On the bond side, the Fed reported an active month that closely resembled its buying in June. The total vale of holdings under the central bank’s secondary market credit facility rose to just over $12 billion, more than $2.5 billion above the total for the same period a month ago.
On the individual bond side, the central bank continued its buying across a broad spread of sectors on the secondary market.
Among a plethora of other firms, the Fed purchased bonds from Microsoft, Coca-Cola, McDonald’s, Exxon Mobil, Walmart, AT&T and Visa.
The central bank’s biggest position on the exchange-traded front remains the iShares iBoxx US Dollar Investment Grade Corporate Bond fund, with share purchases worth $2.47 billion. The iShares ETF family is owned by asset management giant BlackRock, which is helping the Fed run the credit facilities.

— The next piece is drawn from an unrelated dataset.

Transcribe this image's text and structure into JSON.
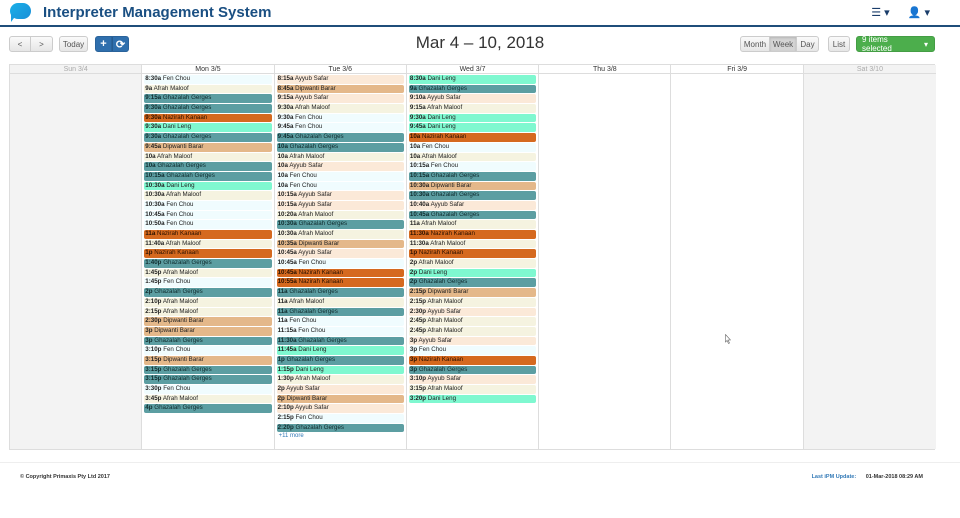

In addition, the Fed stepped up its buying of junk bonds, purchasing $331 million worth of the iShares iBoxx High Yield Corporate Bond ETF, a move up from June’s buying of $274.6 million. It also continued its purchases of bonds that were low-level investment-grade heading into the pandemic and then were downgraded. It bought $34.6 million of the VanEck Vectors Fallen Angel High Yield Bond fund.
The Fed has yet to make any purchases on the primary market.
Just one loan went out through the municipal lending facility, to the state of Illinois for $1.2 billion.